On Wednesday, the Nigerian Governors Forum (NGF) held a meeting over the ongoing nationwide protests against police brutality. The NGF had ended the meeting agreeing with many demands of the protestors, including the demand to #EndSARS and to halt the attempt by the Inspector General of Police (IGP), to replace the defunct rogue unit with a SWAT team.
The governors, at the end of their meeting, issued a communiqué of their agreement on proffered solutions to many of the questions raised during the demonstrations.
Among the agreements of the NGF is that the IGP needs to immediately convene a meeting of all stakeholders and agree on a format of engagement with all State officials in order to address concerns emanating from SARS brutality; and that State leadership should meet simultaneously nationwide, to address matters arising.
The matters to address include reforming the police to be service-driven and to respect people’s rights.
The Governors agreed that reforms must include the training and retraining of operatives on the rules of engagement with the general public; and policing in Nigeria must ensure freedom for all Nigerians to carry out their lawful and legitimate businesses anywhere in the country without fear of harassment, intimidation or molestation.

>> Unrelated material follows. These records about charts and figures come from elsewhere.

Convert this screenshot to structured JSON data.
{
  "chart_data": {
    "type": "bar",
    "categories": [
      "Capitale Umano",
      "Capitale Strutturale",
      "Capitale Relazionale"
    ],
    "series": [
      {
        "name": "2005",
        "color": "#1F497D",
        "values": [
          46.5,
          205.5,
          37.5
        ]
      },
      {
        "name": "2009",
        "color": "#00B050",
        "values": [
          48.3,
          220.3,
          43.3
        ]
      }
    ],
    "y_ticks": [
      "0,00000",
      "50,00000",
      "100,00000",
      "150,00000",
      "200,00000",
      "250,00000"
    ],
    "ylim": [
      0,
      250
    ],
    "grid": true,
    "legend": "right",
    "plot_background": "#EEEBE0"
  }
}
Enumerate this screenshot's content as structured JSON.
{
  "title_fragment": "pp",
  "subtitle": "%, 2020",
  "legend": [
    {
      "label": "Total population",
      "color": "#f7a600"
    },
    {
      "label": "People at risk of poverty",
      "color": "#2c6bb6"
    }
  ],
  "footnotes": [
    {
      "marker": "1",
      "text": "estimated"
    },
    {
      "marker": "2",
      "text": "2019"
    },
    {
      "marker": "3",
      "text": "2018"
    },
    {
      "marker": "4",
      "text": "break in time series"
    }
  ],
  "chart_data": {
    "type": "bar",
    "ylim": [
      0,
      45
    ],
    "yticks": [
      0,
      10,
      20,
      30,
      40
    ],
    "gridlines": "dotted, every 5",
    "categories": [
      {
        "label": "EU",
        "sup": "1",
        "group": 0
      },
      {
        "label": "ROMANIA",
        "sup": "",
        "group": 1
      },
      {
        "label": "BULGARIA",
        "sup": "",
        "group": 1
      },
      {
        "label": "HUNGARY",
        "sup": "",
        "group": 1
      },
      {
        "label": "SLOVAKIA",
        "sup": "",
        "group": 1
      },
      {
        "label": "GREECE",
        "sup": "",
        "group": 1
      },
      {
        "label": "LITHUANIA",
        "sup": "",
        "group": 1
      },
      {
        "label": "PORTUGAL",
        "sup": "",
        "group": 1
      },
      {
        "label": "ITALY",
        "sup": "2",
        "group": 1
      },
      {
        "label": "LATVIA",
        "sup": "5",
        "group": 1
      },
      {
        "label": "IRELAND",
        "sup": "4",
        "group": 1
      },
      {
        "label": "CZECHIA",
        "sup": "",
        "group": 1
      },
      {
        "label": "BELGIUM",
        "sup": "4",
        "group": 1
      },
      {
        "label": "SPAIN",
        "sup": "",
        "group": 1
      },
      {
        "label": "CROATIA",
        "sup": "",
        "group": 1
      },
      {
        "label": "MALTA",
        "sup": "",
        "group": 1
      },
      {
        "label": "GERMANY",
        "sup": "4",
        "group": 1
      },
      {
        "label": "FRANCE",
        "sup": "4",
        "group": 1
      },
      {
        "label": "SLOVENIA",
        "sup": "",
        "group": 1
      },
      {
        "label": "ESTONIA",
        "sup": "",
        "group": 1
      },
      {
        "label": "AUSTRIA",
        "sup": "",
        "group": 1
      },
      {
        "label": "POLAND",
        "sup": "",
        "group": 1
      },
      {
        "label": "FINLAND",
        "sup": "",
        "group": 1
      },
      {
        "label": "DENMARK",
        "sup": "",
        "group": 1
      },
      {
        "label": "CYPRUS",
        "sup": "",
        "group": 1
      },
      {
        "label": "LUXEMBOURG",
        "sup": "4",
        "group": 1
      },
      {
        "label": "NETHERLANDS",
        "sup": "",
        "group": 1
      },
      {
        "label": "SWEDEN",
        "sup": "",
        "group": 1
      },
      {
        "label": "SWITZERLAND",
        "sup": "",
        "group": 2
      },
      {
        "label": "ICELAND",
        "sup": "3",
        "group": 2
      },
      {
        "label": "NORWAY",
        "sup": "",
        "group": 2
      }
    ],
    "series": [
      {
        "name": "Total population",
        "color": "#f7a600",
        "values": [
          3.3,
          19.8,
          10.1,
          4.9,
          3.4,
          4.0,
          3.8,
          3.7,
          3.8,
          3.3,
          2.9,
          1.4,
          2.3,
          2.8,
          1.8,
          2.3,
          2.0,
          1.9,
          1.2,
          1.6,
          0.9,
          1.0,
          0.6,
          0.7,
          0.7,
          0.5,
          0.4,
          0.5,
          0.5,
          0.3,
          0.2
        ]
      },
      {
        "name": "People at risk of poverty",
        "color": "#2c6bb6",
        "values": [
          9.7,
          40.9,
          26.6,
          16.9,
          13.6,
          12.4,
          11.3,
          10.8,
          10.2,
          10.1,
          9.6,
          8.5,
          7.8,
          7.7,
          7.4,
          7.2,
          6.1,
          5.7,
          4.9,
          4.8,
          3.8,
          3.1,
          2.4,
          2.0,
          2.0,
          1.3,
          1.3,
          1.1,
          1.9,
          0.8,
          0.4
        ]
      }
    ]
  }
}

Those were some of the agreements of the members of the NGF, which is made up of the 36 States Governors.
However, while some States like Lagos and Anambra have already set the ball rolling on implementing the agreements, by setting up panels of inquiry, the Governors of 19 Northern States made a U-turn and reneged on the agreements reached by the Forum.
The Governor of Plateau State, who doubles as the Chairman of the Northern Governors Forum, Simon Lalong, led other members of the Forum to a meeting with President Muhammadu Buhari, on Thursday. Following the meeting, he issued a statement contradicting what the NGF had agreed on. He said that “SARS has been useful to the North” and should not be disbanded.
“We had a meeting yesterday (Wednesday), the Nigerian Governors Forum. I’m sure my chairman addressed the press. When we see issues like this …their complaints vary from one state to the other. In one aspect, some people said they don’t want SARS, some said they want SARS but a reformed SARS.
“They want a reformed SARS because as far as they concern, some of these SARS operatives help them in addressing insecurity. If there are bad ones under, holistically, bring them together and reform them. Then, you work for them. So our opinion and conclusion at that stage was that let us not just say that we are throwing away the baby with bathwater.
“If there are good ones, you don’t chase them away. So, as SARS is banned, we are now looking forward to … because most of the States in the North said no. They want SARS because SARS helps them. Borno (state governor) said without SARS, he would not have been surviving today. Niger also wants SARS,” he said.
Although some Northern States including Kano and Plateau have joined the protests, refuting the claims of the Northern Governors, their reneging on the earlier agreement has questioned the oneness of the Nigerian Governors Forum. It has also cast doubt on the implementation of the NGF recommendations in Northern States.
The National Executive Commission (NEC), presided by the Vice President, Prof. Yemi Osinbajo, on Thursday, has reached the NGF’s decisions by directing that judicial panels of inquiry be set up in each state, and each state should also set up fund to compensate victims of police brutality: Which can be interpreted that the presidency aligns with the Southern governors stand to end SARS.
Although compared to the South, the North has lower cases of SARS brutality; a situation many believe instigated the Northern Governors’ late decision to oppose the dissolution of SARS. With the current stand of the Northern Governors Forum, the implementation of 5 of 5 demands of protestors may likely suffer setbacks in northern States.
Upon the news that the Northern Governors have turned around from the NGF’s agreements, security agents in the north have resorted to using brute force to quell protests.
In Jos, the plateau State capital, there are reports of police firing live ammunition into crowds of protestors, and many have been killed. Taraba State shares the same situation which defies the logic of central police and tells terribly on the IGP’s promises to change the dreaded status quo.
With the state governors’ divided stand on SARS, and the police personnel’s defiant breach of IGP’s orders, state police has become a choice in the police reform menu.